15. Med shot, Maria Olga Andrade dos Ramos weighting salted fish
16. SOUNDBITE (Portuguese) Maria Olga Andrade dos Ramos, fishmonger:
“I make a living processing and selling salted fish.”
17. Med shot, Maria Olga Andrade dos Ramos putting salted fish in a bag
18. Med shot, Maria Olga Andrade dos Ramos giving a bag to a customer
19. SOUNDBITE (Portuguese) Maria Olga Andrade dos Ramos, fishmonger:
“My day-to-day work is a bit difficult because I live far away.”
20. Close up, Maria Olga Andrade dos Ramos
21. Med shot, Maria Olga Andrade dos Ramos stopping a moto taxi
22. SOUNDBITE (Portuguese) Maria Olga Andrade dos Ramos, fishmonger:
“I spend a lot on transport and sometimes I get here and don’t even sell one kilo of fish.”
23. Med shot, Maria Olga Andrade dos Ramos putting salted fish in a bag
24. Wide shot, Maria Olga Andrade dos Ramos being paid by a customer at the market

FAO HEADQUARTERS, ROME ITALY - FILE

25. Med shot, United Nations’ flag
26. Zoom out, FAO Headquarters

25 JANUARY 2022, FAO HEADQUARTERS, ROME ITALY

27. SOUNDBITE (English) Nicole Franz, FAO Fisheries and Aquaculture Division:
“Small-scale fisheries have a wide variety of functions. They obviously also produce a large amount of fish. In fact, about 40 percent of the global capture fisheries production from inland and marine fisheries is coming from small-scale fisheries. But maybe more importantly, they provide employment for 60 million people. And if we also consider people that are fishing for subsistence and if we in addition, consider also the household members of all of these people, then about 500 million people actually depend at least partially on small scale fisheries for their livelihoods.”

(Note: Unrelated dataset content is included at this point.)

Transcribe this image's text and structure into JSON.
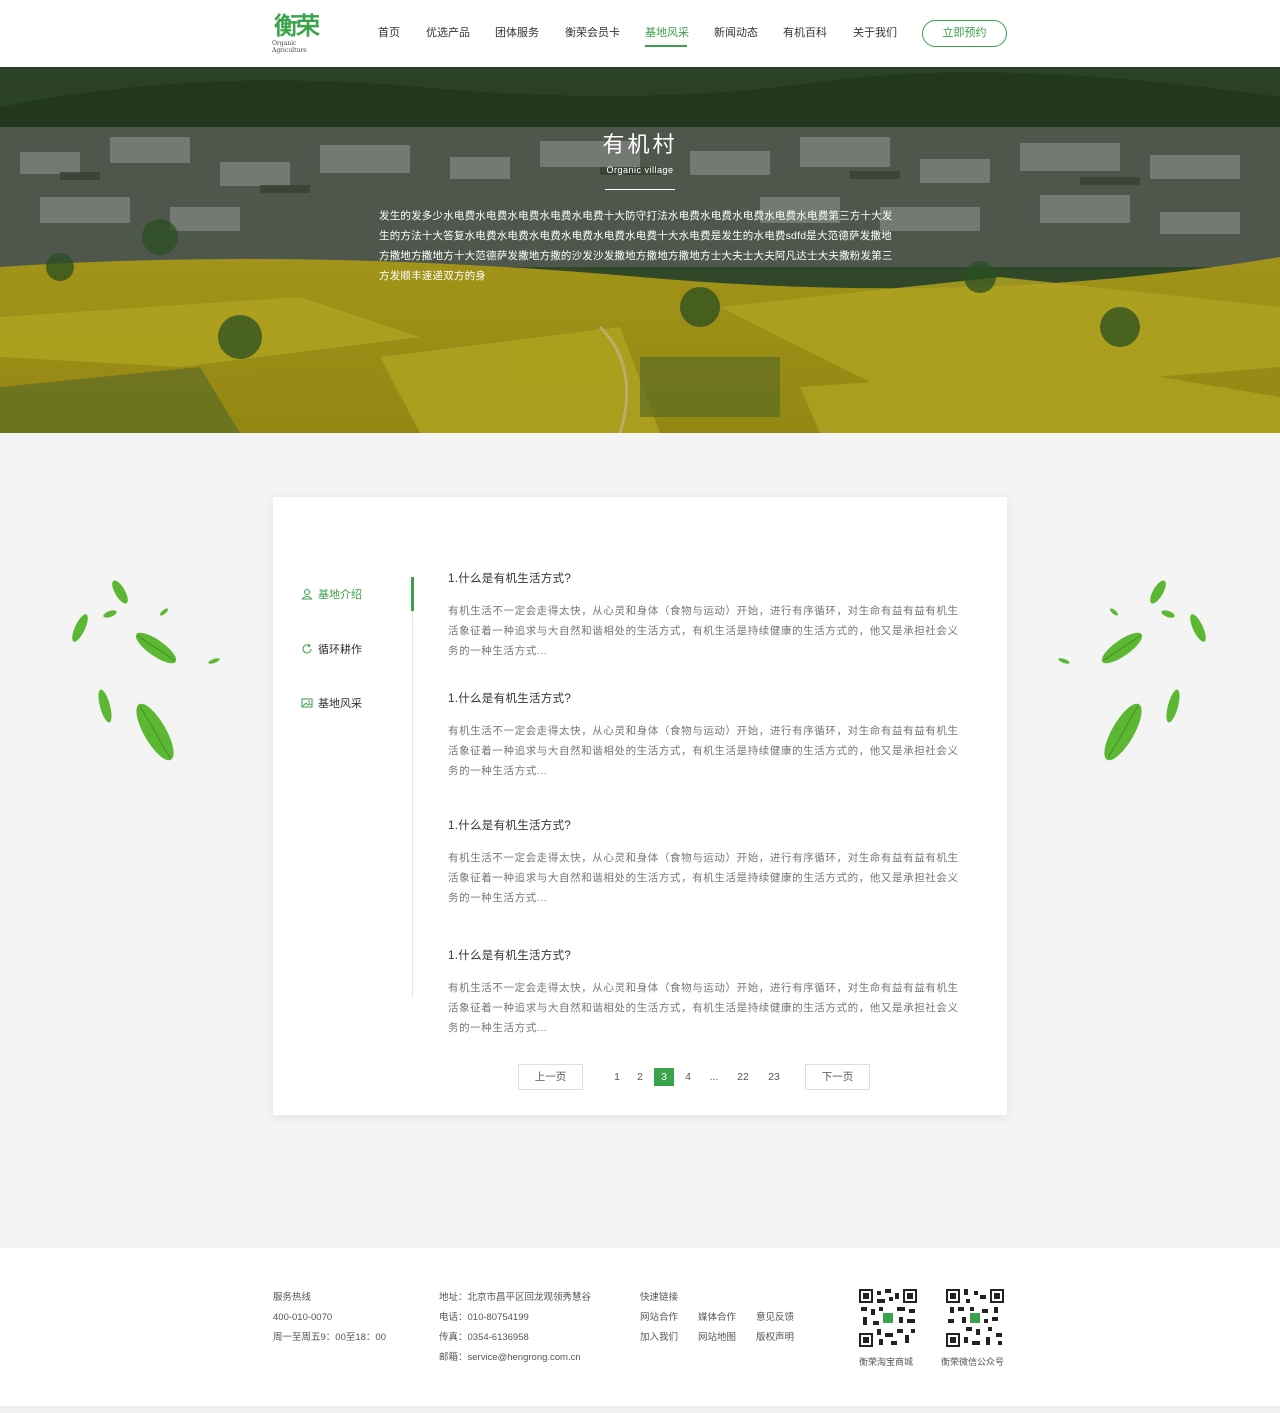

4 OCTOBER 2021, BOBO FORRO, SÃO TOMÉ AND PRÍNCIPE

28. Close up, fish being put in a bucket
29. Close up, fish for sale at the market

25 JANUARY 2022, FAO HEADQUARTERS, ROME ITALY

30. SOUNDBITE (English) Nicole Franz, FAO Fisheries and Aquaculture Division:
“In Africa, small-scale fisheries are very important in marine fisheries, but also in inland fisheries, in the in the Big African Lake Region, for example, they provide not only the local consumers with highly nutritious food, but also all the consumers in the regions, for example, that greatly benefit, for example, from small, dried fish that is in particularly important for the nutrition of the of the more vulnerable parts of the populations.”